遠くなってしまうと心までも離れてしまう。つなぎとめておいてくれる何かを探してもなくなっていたりして。
変わっていってしまうものが基本だからこそ、二度と同じ風景には出会えないとわかっているからこそ。それでも一緒にいようと変化してゆく人生をともにしようと言える友だちだったり、恋人だったり、仲間だったり家族だったりを私は、私たちは求めてしまうのかもしれない。
だからこそ、どこでだっていつだって変わらないハイクオリティを提供してくれる、なんて謳い文句やモノたちに、私たちはもう心奪われゆくことがなくなってしまったのかもしれない。
心のどこかで、気付いているから。
変わらないものなんてない。
不均一。いびつさ。目には見えない速さで変わってゆく季節や温度。
あぁすべてはいっときの個性になって。愛しいなんて言うけれど。
変わっていってしまうものたちと分かり合えない辛さや寂しさ。
手をつないで歩いていけたら。

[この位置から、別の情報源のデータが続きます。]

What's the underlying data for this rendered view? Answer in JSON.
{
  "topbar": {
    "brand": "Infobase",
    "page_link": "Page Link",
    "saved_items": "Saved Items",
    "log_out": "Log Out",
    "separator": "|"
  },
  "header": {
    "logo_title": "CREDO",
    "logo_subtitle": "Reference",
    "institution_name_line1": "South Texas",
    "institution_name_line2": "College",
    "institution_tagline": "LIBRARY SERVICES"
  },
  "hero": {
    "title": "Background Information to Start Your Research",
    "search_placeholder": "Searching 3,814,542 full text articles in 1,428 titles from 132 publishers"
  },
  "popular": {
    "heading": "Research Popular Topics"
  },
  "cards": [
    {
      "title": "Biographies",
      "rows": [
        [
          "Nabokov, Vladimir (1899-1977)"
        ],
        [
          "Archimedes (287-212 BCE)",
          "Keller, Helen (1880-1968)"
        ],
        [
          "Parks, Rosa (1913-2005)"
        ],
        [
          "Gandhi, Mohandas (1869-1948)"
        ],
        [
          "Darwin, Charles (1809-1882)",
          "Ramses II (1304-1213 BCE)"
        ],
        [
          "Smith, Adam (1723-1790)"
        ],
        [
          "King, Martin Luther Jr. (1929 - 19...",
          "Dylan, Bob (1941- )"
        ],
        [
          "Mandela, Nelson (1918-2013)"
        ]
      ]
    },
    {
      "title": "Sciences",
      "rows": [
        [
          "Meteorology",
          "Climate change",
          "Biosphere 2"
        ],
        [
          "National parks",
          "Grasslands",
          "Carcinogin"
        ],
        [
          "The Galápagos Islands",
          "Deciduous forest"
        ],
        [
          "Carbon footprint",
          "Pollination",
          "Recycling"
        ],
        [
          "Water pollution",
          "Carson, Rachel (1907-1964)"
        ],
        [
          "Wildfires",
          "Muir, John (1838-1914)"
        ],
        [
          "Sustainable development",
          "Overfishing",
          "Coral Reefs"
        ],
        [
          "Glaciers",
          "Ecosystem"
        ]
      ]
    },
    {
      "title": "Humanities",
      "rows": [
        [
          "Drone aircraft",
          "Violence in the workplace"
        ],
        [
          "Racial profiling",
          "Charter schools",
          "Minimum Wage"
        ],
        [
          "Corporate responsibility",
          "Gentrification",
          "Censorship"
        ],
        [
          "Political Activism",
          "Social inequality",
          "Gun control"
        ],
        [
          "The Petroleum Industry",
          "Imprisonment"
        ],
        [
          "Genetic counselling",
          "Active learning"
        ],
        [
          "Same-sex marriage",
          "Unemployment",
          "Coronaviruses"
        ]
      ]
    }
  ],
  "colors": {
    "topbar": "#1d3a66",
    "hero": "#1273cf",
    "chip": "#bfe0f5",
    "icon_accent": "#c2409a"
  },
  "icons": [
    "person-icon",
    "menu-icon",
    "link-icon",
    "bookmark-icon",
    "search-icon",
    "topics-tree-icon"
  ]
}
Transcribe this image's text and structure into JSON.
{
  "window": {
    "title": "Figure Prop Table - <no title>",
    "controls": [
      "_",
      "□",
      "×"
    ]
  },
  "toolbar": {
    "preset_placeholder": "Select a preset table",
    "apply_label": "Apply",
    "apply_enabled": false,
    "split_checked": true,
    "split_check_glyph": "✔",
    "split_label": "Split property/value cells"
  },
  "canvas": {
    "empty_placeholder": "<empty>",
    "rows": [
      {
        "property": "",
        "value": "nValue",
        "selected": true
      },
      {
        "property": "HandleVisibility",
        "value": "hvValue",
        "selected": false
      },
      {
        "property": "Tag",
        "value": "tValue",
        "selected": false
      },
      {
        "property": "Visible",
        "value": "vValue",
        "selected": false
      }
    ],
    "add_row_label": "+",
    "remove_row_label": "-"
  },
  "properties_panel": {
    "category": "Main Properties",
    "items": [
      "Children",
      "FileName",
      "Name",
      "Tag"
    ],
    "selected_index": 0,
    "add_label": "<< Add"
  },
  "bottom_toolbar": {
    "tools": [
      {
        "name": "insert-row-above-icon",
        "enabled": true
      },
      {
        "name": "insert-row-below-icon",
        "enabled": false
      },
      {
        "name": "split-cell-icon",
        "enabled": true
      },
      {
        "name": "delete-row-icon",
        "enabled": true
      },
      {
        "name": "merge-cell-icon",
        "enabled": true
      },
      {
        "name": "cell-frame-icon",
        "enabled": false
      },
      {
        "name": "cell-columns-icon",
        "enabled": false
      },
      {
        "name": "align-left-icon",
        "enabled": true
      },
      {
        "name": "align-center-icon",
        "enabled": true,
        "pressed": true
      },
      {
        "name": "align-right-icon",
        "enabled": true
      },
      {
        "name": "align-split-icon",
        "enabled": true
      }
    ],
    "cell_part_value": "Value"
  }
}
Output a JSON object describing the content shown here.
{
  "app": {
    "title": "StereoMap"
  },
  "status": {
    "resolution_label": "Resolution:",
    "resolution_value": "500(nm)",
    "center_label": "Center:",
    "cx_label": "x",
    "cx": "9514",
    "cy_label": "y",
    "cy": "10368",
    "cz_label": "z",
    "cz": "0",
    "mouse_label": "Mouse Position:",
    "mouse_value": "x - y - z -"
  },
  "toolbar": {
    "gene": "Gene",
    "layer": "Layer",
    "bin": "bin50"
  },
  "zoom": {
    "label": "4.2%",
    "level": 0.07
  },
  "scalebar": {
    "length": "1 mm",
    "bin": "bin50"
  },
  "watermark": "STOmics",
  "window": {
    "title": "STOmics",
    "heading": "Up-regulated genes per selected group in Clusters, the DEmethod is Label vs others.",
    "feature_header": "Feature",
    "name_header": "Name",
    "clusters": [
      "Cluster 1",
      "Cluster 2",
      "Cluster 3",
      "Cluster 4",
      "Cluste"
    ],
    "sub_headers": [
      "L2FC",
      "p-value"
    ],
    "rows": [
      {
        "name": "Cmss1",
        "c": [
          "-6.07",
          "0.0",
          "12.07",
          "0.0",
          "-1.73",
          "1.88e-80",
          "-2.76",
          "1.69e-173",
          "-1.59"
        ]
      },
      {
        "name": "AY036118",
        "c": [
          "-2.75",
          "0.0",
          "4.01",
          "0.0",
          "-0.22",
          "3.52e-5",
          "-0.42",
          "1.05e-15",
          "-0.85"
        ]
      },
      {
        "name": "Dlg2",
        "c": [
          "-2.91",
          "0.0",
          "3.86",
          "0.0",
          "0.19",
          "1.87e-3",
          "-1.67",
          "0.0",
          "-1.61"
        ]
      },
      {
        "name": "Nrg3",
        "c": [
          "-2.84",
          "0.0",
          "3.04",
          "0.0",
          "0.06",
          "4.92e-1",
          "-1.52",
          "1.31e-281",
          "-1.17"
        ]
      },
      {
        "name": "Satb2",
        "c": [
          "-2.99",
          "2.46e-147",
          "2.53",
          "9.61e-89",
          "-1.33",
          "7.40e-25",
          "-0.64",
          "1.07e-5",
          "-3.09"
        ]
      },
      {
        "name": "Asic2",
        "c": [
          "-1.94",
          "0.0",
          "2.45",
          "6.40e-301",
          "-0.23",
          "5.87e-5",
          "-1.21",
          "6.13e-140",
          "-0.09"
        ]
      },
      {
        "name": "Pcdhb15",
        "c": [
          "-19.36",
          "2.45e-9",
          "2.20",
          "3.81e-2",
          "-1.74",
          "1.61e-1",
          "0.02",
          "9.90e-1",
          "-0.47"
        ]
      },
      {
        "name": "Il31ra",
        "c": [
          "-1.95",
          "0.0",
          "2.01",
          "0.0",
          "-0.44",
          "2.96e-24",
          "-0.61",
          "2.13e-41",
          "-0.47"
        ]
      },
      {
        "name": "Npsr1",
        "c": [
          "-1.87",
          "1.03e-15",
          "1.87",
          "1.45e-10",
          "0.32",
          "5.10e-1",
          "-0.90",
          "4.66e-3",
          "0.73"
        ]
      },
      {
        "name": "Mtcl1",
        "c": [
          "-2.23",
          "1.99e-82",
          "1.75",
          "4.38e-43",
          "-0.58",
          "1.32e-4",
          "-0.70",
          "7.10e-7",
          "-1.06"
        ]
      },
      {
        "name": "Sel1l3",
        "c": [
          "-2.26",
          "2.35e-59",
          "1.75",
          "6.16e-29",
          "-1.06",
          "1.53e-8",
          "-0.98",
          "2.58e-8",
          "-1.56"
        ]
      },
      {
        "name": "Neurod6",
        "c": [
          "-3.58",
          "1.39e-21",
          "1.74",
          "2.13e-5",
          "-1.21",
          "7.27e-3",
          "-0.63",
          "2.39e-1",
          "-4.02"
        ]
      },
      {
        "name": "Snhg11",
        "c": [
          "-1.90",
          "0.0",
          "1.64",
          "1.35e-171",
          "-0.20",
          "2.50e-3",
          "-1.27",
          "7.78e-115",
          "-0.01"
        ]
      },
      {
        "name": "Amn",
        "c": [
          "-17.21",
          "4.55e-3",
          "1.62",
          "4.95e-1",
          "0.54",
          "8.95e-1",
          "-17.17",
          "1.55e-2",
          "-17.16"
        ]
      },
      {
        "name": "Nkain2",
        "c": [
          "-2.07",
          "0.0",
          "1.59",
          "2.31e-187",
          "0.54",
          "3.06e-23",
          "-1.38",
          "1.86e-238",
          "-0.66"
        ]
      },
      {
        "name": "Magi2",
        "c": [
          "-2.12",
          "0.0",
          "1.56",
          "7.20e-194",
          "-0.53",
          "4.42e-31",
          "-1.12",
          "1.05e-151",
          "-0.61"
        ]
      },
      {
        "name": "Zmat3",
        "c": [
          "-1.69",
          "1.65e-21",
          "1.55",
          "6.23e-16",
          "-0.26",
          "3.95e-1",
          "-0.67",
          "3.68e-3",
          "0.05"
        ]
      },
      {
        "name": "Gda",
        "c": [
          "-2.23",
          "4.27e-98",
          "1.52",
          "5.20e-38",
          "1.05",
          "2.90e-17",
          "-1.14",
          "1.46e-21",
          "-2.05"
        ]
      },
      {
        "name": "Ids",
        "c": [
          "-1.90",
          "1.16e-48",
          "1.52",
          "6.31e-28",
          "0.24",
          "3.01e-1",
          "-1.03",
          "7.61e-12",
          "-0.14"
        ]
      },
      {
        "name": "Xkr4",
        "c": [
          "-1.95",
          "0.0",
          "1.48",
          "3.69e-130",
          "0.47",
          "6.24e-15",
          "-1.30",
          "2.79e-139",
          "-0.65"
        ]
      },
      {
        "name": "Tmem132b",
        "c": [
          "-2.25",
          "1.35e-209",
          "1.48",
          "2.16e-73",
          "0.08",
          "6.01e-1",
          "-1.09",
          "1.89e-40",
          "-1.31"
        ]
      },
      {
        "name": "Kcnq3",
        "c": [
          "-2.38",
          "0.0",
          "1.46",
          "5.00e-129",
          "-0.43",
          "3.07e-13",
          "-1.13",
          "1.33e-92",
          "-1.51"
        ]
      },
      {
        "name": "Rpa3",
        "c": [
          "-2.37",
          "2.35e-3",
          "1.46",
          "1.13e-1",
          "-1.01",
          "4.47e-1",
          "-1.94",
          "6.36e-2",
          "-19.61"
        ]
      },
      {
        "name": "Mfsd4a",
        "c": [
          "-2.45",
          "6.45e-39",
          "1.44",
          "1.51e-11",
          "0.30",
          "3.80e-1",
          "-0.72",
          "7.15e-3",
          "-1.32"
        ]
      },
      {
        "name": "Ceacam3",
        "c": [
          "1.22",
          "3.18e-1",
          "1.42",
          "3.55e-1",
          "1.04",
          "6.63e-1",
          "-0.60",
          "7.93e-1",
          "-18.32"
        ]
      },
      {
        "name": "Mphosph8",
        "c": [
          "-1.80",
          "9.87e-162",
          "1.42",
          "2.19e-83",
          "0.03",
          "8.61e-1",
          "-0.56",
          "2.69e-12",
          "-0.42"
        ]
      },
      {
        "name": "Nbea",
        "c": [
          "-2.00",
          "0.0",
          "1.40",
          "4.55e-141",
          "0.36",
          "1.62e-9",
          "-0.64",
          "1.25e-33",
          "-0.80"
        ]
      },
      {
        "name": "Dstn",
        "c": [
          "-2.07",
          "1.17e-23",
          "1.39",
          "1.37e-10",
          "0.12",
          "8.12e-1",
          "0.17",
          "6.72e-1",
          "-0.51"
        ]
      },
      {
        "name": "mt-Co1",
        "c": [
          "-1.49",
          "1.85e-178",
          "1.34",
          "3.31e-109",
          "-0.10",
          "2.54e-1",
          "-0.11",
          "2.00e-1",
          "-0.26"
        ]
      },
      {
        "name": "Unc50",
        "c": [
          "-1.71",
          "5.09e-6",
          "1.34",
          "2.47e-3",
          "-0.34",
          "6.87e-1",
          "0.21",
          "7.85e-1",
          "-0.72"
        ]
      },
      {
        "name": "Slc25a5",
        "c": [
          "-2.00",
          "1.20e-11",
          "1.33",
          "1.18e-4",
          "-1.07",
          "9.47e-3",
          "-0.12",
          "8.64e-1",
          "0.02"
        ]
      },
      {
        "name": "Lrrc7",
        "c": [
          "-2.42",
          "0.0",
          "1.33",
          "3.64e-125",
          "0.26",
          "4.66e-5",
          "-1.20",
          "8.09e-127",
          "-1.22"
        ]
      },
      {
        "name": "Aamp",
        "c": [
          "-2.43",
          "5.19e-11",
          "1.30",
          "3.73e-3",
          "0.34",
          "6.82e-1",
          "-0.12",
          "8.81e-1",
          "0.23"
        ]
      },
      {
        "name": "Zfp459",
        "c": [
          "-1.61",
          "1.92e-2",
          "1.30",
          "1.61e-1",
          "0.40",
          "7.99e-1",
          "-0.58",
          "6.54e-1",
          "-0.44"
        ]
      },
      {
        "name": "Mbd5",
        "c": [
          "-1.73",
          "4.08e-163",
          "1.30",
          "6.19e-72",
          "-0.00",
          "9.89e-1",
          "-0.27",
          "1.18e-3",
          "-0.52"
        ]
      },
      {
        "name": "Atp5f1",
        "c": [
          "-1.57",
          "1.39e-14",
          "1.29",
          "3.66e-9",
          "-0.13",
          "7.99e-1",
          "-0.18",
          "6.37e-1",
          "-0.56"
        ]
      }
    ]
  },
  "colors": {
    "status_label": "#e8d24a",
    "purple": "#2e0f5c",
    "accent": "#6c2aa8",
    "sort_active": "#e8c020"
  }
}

何を話そう、どこへゆこう。
心が何かが違うと叫ぶのならば、一度掴んだ手、離す勇気も時にはきっと必要で。
みなとみらい、ネオン光る夜の街の水辺、水面、あなたの目に映る観覧車。
そばで見守れないなら、遠くからふわりあなたの幸せを願っているわ。学生時代過ごしたこの街、久しぶりに歩けばいつも変わって。
あぁもう二度とあの頃の横浜には会えないと、そこに居た人たちの今にも想いを馳せる。
戻れない。戻らない。結局「今」から前に進むしか、人生には残されていないのなら。
進めばいいじゃない。
そうね、そうする。空虚見つめながら思う、春の風吹き始めそうな2月のおわり。ひとつの小さな、決意。